Mermaid Marine Australia (MRM)
Earnings per share rose 31 per cent on the previous corresponding period after a 26 per cent increase in revenue. Margins improved in the supply base and vessels divisions. Four vessels have been operating in Angola since September 2008, where lower labour costs have translated to greater profitability. Demand remains strong due to increasing drilling activity in the Browse Basin, and stgelopment of Woodside’s Pluto project due to start in the second half of 2009.
The ASX has a strong balance sheet and near monopoly position in the Australian equity and derivatives market. Despite the worst trading conditions for several years, normal profit after tax fell only 8.2 per cent to $171.9 million, highlighting the company’s strong franchise.

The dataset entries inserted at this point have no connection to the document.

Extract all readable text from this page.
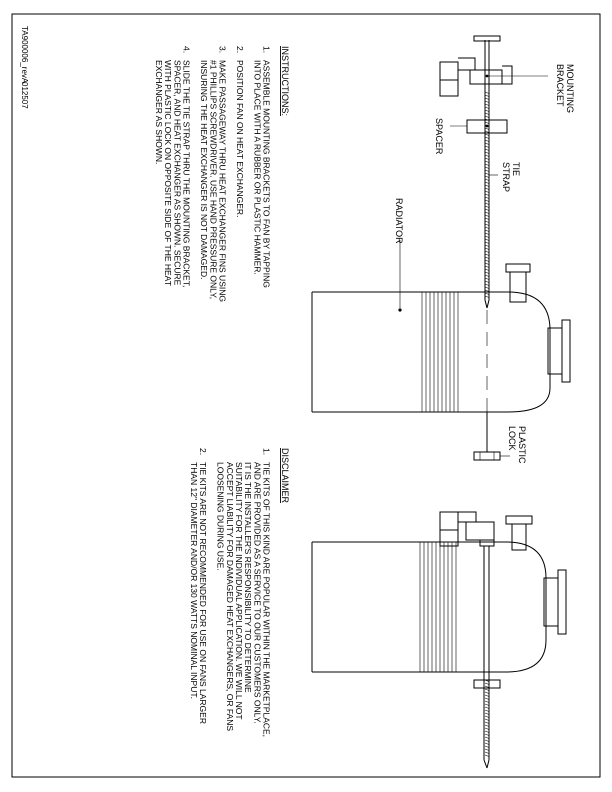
MOUNTING
BRACKET
SPACER
TIE
STRAP
RADIATOR
PLASTIC
LOCK
INSTRUCTIONS:
1.
ASSEMBLE MOUNTING BRACKETS TO FAN BY TAPPING
INTO PLACE WITH A RUBBER OR PLASTIC HAMMER.
2.
POSITION FAN ON HEAT EXCHANGER.
3.
MAKE PASSAGEWAY THRU HEAT EXCHANGER FINS USING
#1 PHILLIPS SCREWDRIVER. USE HAND PRESSURE ONLY,
INSURING THE HEAT EXCHANGER IS NOT DAMAGED.
4.
SLIDE THE TIE STRAP THRU THE MOUNTING BRACKET,
SPACER, AND HEAT EXCHANGER AS SHOWN. SECURE
WITH PLASTIC LOCK ON OPPOSITE SIDE OF THE HEAT
EXCHANGER AS SHOWN.
DISCLAIMER
1.
TIE KITS OF THIS KIND ARE POPULAR WITHIN THE MARKETPLACE,
AND ARE PROVIDED AS A SERVICE TO OUR CUSTOMERS ONLY.
IT IS THE INSTALLER'S RESPONSIBILITY TO DETERMINE
SUITABILITY FOR THE INDIVIDUAL APPLICATION. WE WILL NOT
ACCEPT LIABILITY FOR DAMAGED HEAT EXCHANGERS, OR FANS
LOOSENING DURING USE.
2.
TIE KITS ARE NOT RECOMMENDED FOR USE ON FANS LARGER
THAN 12" DIAMETER AND/OR 130 WATTS NOMINAL INPUT.
TA900006_revA
012507
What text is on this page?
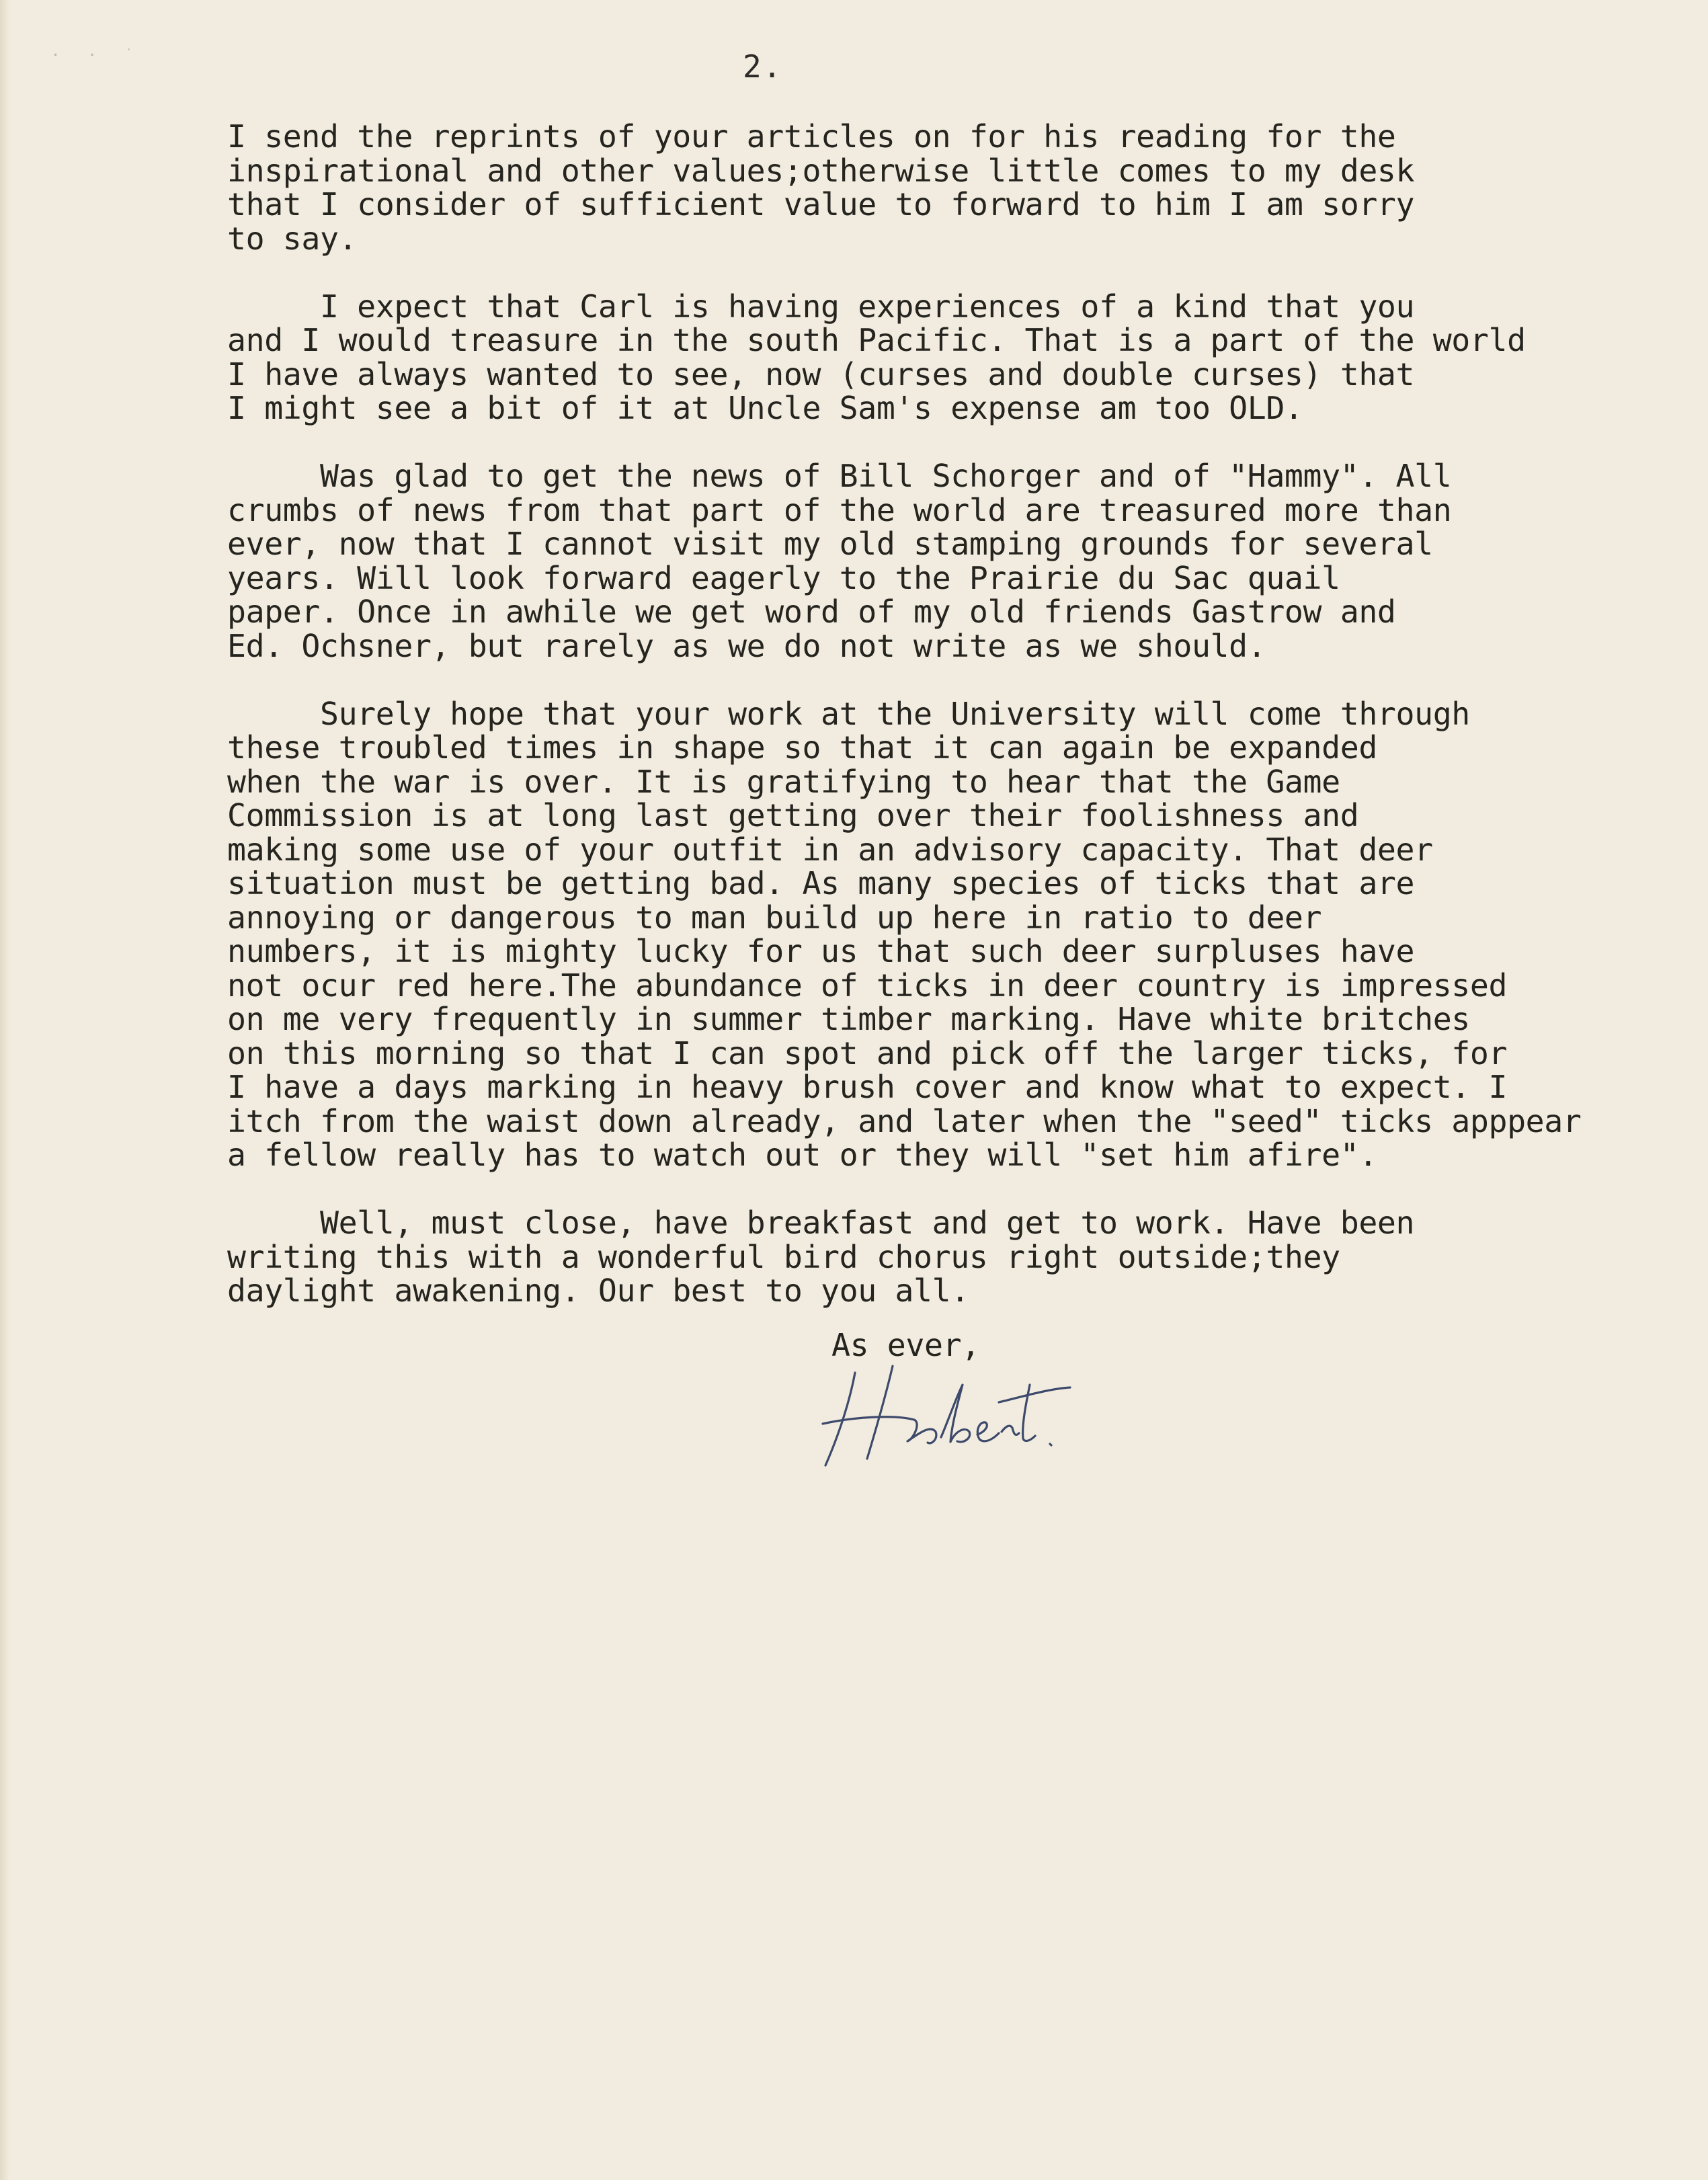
· · ˙	2.

I send the reprints of your articles on for his reading for the
inspirational and other values;otherwise little comes to my desk
that I consider of sufficient value to forward to him I am sorry
to say.

I expect that Carl is having experiences of a kind that you
and I would treasure in the south Pacific. That is a part of the world
I have always wanted to see, now (curses and double curses) that
I might see a bit of it at Uncle Sam's expense am too OLD.

Was glad to get the news of Bill Schorger and of "Hammy". All
crumbs of news from that part of the world are treasured more than
ever, now that I cannot visit my old stamping grounds for several
years. Will look forward eagerly to the Prairie du Sac quail
paper. Once in awhile we get word of my old friends Gastrow and
Ed. Ochsner, but rarely as we do not write as we should.

Surely hope that your work at the University will come through
these troubled times in shape so that it can again be expanded
when the war is over. It is gratifying to hear that the Game
Commission is at long last getting over their foolishness and
making some use of your outfit in an advisory capacity. That deer
situation must be getting bad. As many species of ticks that are
annoying or dangerous to man build up here in ratio to deer
numbers, it is mighty lucky for us that such deer surpluses have
not ocur red here.The abundance of ticks in deer country is impressed
on me very frequently in summer timber marking. Have white britches
on this morning so that I can spot and pick off the larger ticks, for
I have a days marking in heavy brush cover and know what to expect. I
itch from the waist down already, and later when the "seed" ticks apppear
a fellow really has to watch out or they will "set him afire".

Well, must close, have breakfast and get to work. Have been
writing this with a wonderful bird chorus right outside;they
daylight awakening. Our best to you all.

As ever,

Trading volumes were down and so were initial public offerings. This was partially offset by an increase in secondary raisings via placements, rights issues and share purchase plans. When market sentiment improves, trading volumes will recover.

Jabiru Metals (JML)
The Jaguar base metal project is now operating at full production. The company has closed out some of its hedge book and repaid all bank debt. Jabiru is better positioned than some, but margins are thin at current commodity prices. Upside exists if new reserves can be added.
Minara Resources (MRE)
Despite cost reduction initiatives, the company will struggle until the nickel price improves. After a recent rights issue, Glencore has emerged with a 70.6 per cent shareholding, and has a 40 per cent direct interest in the Murrin Murrin project. While Glencore will probably support the company through a low nickel price environment, it’s unlikely Minara will receive any corporate attention from outside parties.
Kargara (KZL)
Kagara has $50 million of debt maturing in June and another $100 million maturing in November. This zinc and copper company has already closed out its copper hedges, and had a small capital raising. A lower commodity price environment means thinner margins. Kagara may have to sell a project or two, such as Lounge Lizard or Admiral Bay, to reduce debt, but it’s unclear what these projects would fetch in the current climate.